When Shakespeare wrote the famous line “what’s in a name” he definitely did not anticipate the redundancy of the statement in the context of intellectual property. It’s all about the name! There are numerous legal suits that have ensued over the copying of a name. And why shouldn’t they, there is tremendous amount of goodwill and reputation attached to a name.
Recently, Zara the Spanish clothing brand, sued a Chennai based restaurant for using its name. The restaurant was called “Zara Tapas Bar” and according to the plaintiffs the name ‘Zara’ was being used to ride on the well-known status of the brand. The defendants claimed that as both entities functioned in different areas of service, it was unlikely that it would cause any confusion amongst the customers. The Delhi High Court however, sided with the clothing brand and the restaurant was ordered to change its name.
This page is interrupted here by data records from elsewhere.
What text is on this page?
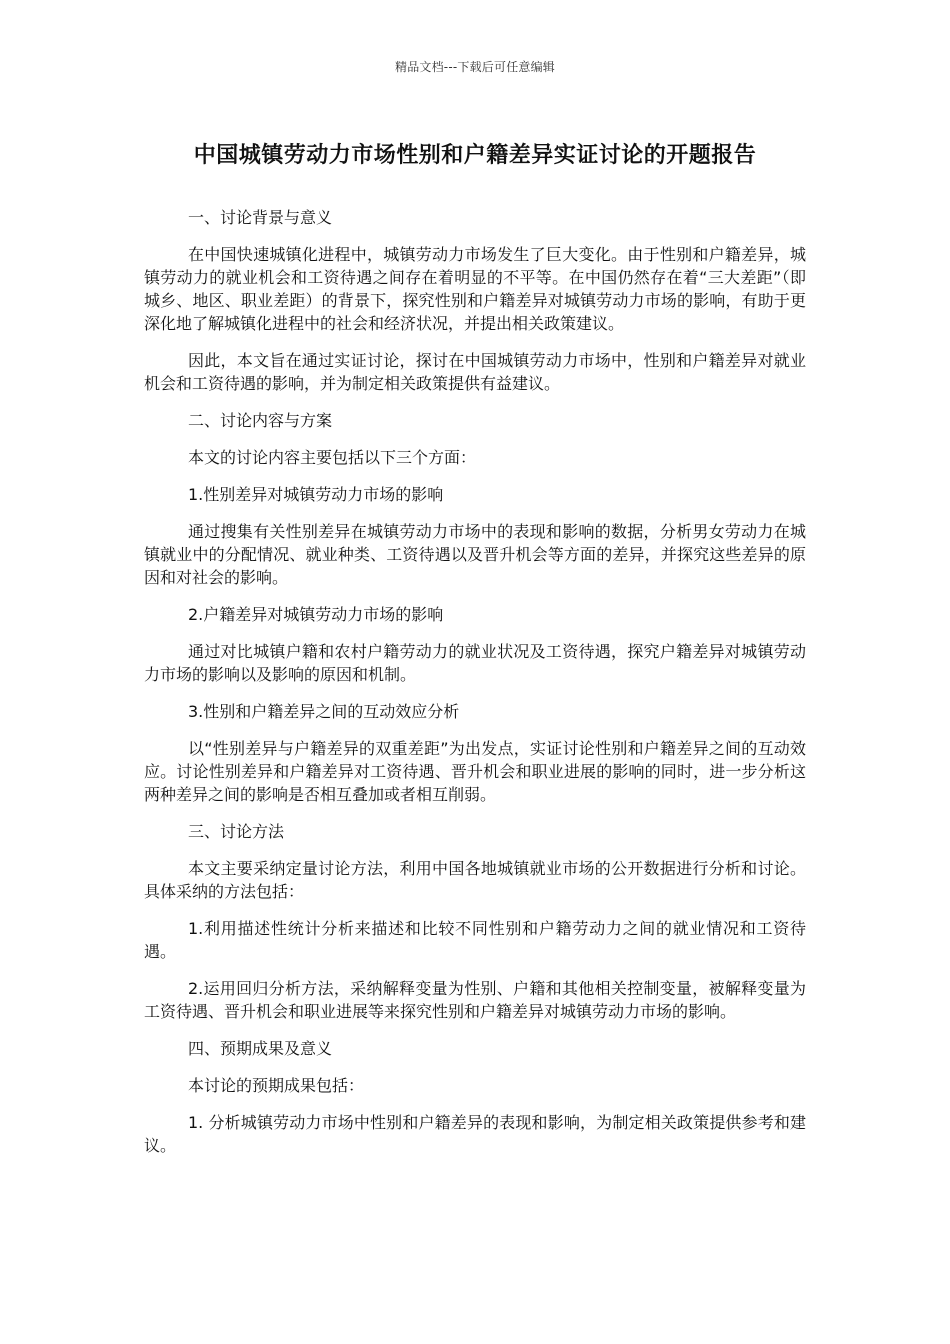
精品文档---下载后可任意编辑
中国城镇劳动力市场性别和户籍差异实证讨论的开题报告

一、讨论背景与意义

在中国快速城镇化进程中，城镇劳动力市场发生了巨大变化。由于性别和户籍差异，城镇劳动力的就业机会和工资待遇之间存在着明显的不平等。在中国仍然存在着“三大差距”（即城乡、地区、职业差距）的背景下，探究性别和户籍差异对城镇劳动力市场的影响，有助于更深化地了解城镇化进程中的社会和经济状况，并提出相关政策建议。

因此，本文旨在通过实证讨论，探讨在中国城镇劳动力市场中，性别和户籍差异对就业机会和工资待遇的影响，并为制定相关政策提供有益建议。

二、讨论内容与方案

本文的讨论内容主要包括以下三个方面：

1.性别差异对城镇劳动力市场的影响

通过搜集有关性别差异在城镇劳动力市场中的表现和影响的数据，分析男女劳动力在城镇就业中的分配情况、就业种类、工资待遇以及晋升机会等方面的差异，并探究这些差异的原因和对社会的影响。

2.户籍差异对城镇劳动力市场的影响

通过对比城镇户籍和农村户籍劳动力的就业状况及工资待遇，探究户籍差异对城镇劳动力市场的影响以及影响的原因和机制。

3.性别和户籍差异之间的互动效应分析

以“性别差异与户籍差异的双重差距”为出发点，实证讨论性别和户籍差异之间的互动效应。讨论性别差异和户籍差异对工资待遇、晋升机会和职业进展的影响的同时，进一步分析这两种差异之间的影响是否相互叠加或者相互削弱。

三、讨论方法

本文主要采纳定量讨论方法，利用中国各地城镇就业市场的公开数据进行分析和讨论。具体采纳的方法包括：

1.利用描述性统计分析来描述和比较不同性别和户籍劳动力之间的就业情况和工资待遇。

2.运用回归分析方法，采纳解释变量为性别、户籍和其他相关控制变量，被解释变量为工资待遇、晋升机会和职业进展等来探究性别和户籍差异对城镇劳动力市场的影响。

四、预期成果及意义

本讨论的预期成果包括：

1. 分析城镇劳动力市场中性别和户籍差异的表现和影响，为制定相关政策提供参考和建议。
Do you know how Zara got its name? Well, a long time ago in La Coruna, sometime in 1975 the founder of Zara, Amancio Ortega was looking for a name for his clothing brand, more like his first fashion store. He zeroed on the name “Zorba”, inspired by the famous motion picture “Zorba the Greek”. However he discovered that just two blocks away there was bar which went by the same name. They clearly had different areas of business, but the owner of the bar insisted that having two Zorbas in one place may cause confusion amongst the people. So Ortega rearranged the letters in the name, trying to keep it phonetically as close as possible to Zorba and ‘Zara’ was born.
Well that’s a strange coincidence, isn’t it?